JOURNAL ARTICLE

Oxidized phospholipids, lipoprotein(a), lipoprotein-associated phospholipase A2 activity, and 10-year cardiovascular outcomes: prospective results from the Bruneck study

Stefan Kiechl, Johann Willeit, Manuel Mayr, Brigitte Viehweider, Martin Oberhollenzer, Florian Kronenberg, Christian J Wiedermann, Sabine Oberthaler, Qingbo Xu, Joseph L Witztum, Sotirios Tsimikas
Arteriosclerosis, Thrombosis, and Vascular Biology 2007, 27 (8): 1788-95
17541022

BACKGROUND: Oxidized phospholipids (OxPL) circulate on apolipoprotein B-100 particles (OxPL/apoB), and primarily on Lp(a) lipoprotein (a) [Lp(a)]. The relationship of OxPL/apoB levels to future cardiovascular events is not known.

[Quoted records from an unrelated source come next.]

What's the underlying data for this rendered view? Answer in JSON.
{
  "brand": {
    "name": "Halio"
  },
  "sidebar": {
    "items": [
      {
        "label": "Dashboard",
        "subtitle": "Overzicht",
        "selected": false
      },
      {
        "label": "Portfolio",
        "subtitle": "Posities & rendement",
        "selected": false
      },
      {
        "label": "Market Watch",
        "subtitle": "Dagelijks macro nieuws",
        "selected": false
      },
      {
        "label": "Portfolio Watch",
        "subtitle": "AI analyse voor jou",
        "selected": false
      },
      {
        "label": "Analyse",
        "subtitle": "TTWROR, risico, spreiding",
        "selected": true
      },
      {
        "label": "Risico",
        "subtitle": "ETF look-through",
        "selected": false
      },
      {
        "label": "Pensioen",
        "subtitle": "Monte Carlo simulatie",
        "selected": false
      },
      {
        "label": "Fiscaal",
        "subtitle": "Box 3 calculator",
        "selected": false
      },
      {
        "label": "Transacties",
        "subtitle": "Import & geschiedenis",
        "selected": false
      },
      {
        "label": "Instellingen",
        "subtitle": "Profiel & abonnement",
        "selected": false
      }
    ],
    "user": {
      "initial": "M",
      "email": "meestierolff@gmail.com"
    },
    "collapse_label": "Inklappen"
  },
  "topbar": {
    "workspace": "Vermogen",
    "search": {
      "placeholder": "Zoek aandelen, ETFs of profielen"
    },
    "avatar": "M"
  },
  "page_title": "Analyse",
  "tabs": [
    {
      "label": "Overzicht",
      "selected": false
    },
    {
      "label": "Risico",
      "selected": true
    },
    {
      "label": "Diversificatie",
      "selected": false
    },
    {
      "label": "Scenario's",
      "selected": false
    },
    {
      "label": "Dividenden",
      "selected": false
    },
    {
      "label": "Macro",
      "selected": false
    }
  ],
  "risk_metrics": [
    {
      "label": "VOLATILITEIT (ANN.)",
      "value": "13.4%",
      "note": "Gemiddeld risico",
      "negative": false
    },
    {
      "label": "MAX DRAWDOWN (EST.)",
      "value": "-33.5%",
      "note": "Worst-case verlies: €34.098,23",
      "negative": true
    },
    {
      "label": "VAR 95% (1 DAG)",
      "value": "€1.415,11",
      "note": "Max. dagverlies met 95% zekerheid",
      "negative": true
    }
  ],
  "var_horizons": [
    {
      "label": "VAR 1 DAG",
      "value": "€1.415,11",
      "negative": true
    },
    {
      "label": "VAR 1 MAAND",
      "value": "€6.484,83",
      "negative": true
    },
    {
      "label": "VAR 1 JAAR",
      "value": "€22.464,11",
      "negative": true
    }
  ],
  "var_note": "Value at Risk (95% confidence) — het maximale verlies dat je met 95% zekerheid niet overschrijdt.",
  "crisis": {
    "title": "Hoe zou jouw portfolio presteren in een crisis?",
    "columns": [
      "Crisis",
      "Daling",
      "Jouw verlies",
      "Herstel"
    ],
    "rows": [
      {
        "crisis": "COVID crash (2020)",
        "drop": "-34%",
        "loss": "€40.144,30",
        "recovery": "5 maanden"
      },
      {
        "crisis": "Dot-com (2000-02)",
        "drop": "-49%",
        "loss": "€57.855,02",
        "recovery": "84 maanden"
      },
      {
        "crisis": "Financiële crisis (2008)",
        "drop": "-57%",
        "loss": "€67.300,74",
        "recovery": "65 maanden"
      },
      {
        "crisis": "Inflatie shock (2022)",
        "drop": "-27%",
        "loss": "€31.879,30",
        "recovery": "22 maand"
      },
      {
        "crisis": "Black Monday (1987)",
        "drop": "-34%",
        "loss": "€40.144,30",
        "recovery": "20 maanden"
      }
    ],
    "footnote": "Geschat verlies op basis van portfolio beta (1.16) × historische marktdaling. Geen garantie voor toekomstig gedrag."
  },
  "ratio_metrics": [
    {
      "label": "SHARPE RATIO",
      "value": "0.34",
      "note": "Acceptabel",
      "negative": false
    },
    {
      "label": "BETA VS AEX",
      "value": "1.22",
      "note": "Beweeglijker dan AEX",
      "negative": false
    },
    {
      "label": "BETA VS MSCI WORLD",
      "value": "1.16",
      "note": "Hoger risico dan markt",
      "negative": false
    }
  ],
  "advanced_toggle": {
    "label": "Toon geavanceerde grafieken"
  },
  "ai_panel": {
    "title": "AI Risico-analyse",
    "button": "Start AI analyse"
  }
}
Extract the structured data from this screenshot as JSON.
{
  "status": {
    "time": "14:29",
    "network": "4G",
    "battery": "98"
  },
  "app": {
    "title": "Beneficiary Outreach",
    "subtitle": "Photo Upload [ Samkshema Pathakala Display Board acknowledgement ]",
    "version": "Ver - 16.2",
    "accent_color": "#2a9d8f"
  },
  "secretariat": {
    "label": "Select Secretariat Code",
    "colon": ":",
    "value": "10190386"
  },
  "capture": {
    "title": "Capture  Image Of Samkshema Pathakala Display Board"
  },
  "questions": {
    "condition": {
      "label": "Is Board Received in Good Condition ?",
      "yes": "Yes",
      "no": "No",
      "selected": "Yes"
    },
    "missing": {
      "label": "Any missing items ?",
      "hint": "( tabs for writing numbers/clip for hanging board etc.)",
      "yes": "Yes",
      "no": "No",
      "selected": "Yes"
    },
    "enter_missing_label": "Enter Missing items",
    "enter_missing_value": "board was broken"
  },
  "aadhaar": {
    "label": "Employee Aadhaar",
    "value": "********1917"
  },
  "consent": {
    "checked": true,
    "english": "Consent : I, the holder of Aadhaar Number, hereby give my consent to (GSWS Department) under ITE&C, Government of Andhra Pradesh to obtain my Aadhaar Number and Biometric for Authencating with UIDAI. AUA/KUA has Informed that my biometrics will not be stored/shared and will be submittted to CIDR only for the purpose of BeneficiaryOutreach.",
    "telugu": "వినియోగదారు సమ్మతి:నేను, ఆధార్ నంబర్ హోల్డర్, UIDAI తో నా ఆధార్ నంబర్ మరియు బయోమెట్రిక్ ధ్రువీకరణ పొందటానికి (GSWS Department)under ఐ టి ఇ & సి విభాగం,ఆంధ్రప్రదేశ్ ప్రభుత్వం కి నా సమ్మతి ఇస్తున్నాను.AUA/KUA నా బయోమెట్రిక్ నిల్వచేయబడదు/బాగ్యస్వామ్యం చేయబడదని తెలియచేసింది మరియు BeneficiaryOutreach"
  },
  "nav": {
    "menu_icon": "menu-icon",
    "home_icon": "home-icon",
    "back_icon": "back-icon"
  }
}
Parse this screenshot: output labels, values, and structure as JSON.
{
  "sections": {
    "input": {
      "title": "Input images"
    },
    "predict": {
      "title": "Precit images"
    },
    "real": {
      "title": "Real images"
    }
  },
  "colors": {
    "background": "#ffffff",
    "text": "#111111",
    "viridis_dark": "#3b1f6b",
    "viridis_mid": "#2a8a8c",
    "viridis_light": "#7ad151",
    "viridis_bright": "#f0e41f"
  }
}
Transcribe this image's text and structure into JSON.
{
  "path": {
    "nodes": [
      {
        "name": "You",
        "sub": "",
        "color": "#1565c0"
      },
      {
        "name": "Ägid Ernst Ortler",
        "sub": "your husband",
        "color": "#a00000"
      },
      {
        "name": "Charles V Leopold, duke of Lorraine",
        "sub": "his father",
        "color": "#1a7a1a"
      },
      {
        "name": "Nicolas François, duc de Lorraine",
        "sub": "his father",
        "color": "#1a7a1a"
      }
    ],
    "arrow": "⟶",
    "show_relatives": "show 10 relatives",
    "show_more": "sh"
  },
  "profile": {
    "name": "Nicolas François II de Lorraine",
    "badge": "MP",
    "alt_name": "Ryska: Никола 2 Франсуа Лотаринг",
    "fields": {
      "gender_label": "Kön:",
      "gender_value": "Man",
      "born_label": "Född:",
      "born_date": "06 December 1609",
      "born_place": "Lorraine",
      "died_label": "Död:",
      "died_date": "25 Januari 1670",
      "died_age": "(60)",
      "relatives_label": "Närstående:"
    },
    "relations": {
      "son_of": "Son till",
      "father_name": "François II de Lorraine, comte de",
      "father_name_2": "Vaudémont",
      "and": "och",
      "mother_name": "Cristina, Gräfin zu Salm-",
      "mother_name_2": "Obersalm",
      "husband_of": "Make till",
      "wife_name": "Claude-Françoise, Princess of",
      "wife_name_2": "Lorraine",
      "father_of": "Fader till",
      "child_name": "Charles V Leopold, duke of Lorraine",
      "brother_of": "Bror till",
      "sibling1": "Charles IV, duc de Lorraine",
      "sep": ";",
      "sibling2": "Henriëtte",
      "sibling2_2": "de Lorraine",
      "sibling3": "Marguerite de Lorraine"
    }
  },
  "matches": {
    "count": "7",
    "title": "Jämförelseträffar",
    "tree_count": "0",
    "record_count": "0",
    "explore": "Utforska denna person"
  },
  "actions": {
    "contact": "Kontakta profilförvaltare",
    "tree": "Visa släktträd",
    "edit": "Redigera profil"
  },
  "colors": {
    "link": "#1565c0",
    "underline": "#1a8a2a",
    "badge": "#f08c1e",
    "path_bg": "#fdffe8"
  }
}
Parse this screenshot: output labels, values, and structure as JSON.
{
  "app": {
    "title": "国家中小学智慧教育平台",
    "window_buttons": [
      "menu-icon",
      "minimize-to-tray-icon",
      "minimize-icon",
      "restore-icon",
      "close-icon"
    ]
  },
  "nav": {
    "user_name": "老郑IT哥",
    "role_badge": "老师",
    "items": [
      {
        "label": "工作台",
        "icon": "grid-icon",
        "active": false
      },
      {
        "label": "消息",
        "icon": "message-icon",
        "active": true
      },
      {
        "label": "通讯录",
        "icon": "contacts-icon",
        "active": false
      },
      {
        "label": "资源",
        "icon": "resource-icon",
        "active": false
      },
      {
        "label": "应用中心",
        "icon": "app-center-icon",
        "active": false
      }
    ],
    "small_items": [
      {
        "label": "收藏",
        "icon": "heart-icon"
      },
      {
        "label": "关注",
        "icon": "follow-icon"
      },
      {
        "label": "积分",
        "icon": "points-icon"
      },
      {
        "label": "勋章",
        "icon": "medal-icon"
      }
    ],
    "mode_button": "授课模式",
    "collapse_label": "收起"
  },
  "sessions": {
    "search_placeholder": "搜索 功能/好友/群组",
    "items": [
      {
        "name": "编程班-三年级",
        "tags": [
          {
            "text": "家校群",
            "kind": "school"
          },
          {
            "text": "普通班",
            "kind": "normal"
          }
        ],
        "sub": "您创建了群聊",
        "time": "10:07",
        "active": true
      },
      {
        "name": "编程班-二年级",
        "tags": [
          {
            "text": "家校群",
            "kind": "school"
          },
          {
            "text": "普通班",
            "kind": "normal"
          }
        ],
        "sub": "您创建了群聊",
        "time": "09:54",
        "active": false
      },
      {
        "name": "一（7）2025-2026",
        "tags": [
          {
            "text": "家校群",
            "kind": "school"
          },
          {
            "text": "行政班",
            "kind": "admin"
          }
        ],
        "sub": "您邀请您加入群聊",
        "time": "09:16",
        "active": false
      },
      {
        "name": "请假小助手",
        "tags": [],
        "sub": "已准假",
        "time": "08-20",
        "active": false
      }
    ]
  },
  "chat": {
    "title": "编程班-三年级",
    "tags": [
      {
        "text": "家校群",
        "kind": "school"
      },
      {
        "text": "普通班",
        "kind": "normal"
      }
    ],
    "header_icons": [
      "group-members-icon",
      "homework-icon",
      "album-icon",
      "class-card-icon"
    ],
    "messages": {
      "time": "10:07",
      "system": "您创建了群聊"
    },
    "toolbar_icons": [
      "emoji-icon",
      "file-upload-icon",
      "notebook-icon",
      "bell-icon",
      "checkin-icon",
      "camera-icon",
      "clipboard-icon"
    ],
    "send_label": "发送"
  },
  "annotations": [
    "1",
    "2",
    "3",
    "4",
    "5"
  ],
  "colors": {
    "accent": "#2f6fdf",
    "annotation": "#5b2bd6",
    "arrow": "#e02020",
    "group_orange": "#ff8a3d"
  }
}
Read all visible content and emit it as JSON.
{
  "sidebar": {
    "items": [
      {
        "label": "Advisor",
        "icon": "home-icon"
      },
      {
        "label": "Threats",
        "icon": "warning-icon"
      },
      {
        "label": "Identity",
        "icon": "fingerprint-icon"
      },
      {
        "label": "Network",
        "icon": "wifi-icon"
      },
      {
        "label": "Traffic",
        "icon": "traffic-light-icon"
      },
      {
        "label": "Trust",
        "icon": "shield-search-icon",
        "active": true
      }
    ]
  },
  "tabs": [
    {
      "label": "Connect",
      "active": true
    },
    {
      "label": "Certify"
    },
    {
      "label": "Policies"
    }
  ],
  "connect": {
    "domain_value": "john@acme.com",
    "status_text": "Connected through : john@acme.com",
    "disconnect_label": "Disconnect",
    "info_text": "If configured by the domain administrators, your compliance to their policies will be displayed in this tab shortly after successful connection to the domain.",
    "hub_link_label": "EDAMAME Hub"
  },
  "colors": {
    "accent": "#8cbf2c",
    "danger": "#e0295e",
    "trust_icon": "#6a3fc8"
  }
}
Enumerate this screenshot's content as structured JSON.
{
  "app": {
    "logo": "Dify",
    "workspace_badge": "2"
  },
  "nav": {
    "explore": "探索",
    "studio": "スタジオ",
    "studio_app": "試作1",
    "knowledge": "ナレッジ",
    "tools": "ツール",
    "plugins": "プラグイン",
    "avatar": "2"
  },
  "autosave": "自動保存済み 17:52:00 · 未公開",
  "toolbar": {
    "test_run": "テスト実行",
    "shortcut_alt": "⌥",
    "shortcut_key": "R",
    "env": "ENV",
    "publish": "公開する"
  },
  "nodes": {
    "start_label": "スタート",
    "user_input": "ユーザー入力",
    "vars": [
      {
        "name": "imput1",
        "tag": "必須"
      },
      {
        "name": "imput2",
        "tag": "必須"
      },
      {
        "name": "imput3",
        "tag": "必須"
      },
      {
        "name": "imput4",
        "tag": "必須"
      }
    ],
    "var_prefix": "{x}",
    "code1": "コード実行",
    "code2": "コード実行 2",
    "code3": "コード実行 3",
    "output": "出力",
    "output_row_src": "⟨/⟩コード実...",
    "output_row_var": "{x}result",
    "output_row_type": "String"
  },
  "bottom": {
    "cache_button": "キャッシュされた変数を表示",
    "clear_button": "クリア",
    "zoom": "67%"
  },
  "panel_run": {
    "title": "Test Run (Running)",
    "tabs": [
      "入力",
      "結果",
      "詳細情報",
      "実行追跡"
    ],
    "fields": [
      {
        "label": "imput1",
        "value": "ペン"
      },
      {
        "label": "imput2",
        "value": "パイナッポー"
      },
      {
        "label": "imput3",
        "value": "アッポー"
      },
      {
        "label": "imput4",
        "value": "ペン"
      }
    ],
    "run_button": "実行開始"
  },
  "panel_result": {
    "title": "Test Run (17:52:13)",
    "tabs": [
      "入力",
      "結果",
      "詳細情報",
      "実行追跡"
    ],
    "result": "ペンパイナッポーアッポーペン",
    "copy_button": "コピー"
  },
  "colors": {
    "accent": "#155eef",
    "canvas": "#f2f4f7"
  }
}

METHODS AND RESULTS: The Bruneck study is a prospective population-based survey of 40- to 79-year-old men and women recruited in 1990. Plasma levels of OxPL/apoB and lipoprotein (a) [Lp(a)] were measured in 765 subjects in 1995 and incident cardiovascular disease (CVD), defined as cardiovascular death, myocardial infarction, stroke, and transient ischemic attack, was assessed from 1995 to 2005. During the follow-up period, 82 subjects developed CVD. In multivariable analysis, which included traditional risk factors, high sensitivity C-reactive protein (hsCRP), and lipoprotein-associated phospholipase A2 (Lp-PLA2) activity, subjects in the highest tertile of OxPL/apoB had a significantly higher risk of cardiovascular events than those in the lowest tertile (hazard ratio[95% CI] 2.4[1.3 to 4.3], P=0.004). The strength of the association between OxPL/apoB and CVD risk was amplified with increasing Lp-PLA2 activity (P=0.018 for interaction). Moreover, OxPL/apoB levels predicted future cardiovascular events beyond the information provided by the Framingham Risk Score (FRS). The effects of OxPL/apoB and Lp(a) were not independent of each other but they were independent of all other measured risk factors.

CONCLUSIONS: This study demonstrates that OxPL/apoB levels predict 10-year CVD event rates independently of traditional risk factors, hsCRP, and FRS. Increasing Lp-PLA2 activity further amplifies the risk of CVD mediated by OxPL/apoB.